Economic growth, Ms Illieva said, remained fragile due to low levels of inflationary pressures, high indebtedness, volatility of commodity prices as well as low vaccination rate which may amplify the situation in case some new variants return.

“In line with the regional and global developments, the country’s economy will not reach pre Covid-19 pandemic level,” she said.

The IMF on Tuesday kept its 2021 economic growth forecast for Zimbabwe unchanged at 3,5 percent. Previously, IMF staff said despite a pickup in the services sector, the southern African nation’s economic growth would slow down in 2022 to 3,5 percent and about 3 percent thereafter in line with its current potential.

However, President Mnangagwa,  in his keynote address at the 42nd Independence Day commemorations in Bulawayo on Monday, reiterated that Zimbabwe’s economy would grow by 5,5 percent.

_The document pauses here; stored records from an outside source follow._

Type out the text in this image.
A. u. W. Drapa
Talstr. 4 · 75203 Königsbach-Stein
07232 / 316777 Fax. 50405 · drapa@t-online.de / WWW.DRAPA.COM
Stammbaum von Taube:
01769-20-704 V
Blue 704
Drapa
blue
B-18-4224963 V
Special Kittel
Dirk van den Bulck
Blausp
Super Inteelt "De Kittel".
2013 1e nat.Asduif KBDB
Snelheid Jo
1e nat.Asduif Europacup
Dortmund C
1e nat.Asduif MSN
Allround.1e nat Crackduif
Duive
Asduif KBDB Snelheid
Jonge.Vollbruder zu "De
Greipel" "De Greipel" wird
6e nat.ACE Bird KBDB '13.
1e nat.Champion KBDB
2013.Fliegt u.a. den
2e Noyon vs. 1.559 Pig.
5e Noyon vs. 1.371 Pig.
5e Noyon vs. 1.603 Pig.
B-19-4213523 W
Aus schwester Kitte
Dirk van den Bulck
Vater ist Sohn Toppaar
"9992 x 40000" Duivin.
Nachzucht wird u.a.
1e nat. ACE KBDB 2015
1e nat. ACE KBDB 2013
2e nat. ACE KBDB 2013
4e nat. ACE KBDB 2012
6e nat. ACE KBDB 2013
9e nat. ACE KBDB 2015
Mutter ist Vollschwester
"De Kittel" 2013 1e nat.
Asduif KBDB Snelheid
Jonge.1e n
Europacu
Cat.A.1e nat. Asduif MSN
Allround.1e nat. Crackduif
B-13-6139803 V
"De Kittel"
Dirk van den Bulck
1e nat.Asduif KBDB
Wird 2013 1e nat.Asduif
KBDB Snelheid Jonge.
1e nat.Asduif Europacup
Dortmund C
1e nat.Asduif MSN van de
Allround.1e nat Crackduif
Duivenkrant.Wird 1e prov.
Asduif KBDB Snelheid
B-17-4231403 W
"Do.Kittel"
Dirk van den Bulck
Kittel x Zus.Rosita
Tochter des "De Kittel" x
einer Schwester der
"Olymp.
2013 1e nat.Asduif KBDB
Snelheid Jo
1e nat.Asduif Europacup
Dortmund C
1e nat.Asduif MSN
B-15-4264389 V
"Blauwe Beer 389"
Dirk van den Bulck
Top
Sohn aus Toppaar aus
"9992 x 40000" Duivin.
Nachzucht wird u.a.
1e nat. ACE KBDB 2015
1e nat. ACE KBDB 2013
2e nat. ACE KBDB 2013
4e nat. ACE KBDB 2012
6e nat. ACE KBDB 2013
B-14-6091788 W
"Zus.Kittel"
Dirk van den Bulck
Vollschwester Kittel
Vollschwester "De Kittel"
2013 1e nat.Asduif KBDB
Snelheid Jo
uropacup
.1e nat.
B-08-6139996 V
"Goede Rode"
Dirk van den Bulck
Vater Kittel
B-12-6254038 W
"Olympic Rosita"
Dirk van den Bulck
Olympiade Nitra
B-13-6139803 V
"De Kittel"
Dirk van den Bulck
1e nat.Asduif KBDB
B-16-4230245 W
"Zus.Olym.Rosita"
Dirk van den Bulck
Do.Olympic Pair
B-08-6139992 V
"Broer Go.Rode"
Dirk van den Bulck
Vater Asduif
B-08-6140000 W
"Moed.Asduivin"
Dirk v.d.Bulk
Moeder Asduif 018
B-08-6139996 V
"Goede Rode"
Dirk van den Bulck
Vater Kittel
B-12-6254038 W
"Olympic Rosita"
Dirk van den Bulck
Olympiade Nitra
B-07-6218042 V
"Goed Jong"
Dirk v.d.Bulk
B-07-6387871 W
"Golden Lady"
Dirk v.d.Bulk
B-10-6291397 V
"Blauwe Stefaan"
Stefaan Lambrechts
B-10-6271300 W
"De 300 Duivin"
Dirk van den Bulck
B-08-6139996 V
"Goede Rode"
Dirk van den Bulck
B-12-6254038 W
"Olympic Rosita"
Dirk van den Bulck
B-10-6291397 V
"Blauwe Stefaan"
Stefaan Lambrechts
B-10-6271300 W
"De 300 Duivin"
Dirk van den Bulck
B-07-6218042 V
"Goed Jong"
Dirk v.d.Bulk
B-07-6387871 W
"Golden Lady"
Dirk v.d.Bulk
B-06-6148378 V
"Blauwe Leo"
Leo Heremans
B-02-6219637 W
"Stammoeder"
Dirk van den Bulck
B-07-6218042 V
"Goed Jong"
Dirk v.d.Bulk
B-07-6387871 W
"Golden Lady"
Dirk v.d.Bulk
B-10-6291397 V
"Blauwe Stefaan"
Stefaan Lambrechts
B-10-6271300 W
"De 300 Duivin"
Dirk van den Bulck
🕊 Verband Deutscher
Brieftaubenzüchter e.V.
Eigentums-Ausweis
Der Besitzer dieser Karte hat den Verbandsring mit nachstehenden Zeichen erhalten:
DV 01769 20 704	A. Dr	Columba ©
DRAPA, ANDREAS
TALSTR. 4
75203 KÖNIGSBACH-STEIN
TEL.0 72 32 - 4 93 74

“In 2021, the economy grew by 7,4 percent, while in 2022 it is projected to grow by 5,5 percent, leveraging on the peaceful environment, increased production and productivity; infrastructural development, a buoyant mining sector as well as a recovering tourism and hospitality industry,” he said.

Reserve Bank of Zimbabwe Governor Dr John Mangudya yesterday told a corporate governance colloquium that economic growth was between 7,4 percent and 7,8 percent in 2022 and would remain strong at 5,5 percent this year despite strong domestic and external headwinds.

“The economy continues to show strong optimism in 2022 with the Purchasing Managers’ Index produced by ZimStat at 50,7 percent in the last quarter of 2021, representing a 10 percentage point increase from 40,7 percent recorded in the third quarter,” Dr Mangudya said.

“Despite lack of external credit and foreign direct investment as well as the devastating effects of Covid-19, most sectors of the economy have shown great resilience reflecting the importance of the domestic financial sector. In the manufacturing sector, capacity utilisation rose to 66 percent…, up from 47 percent in 2020,” the RBZ Governor added.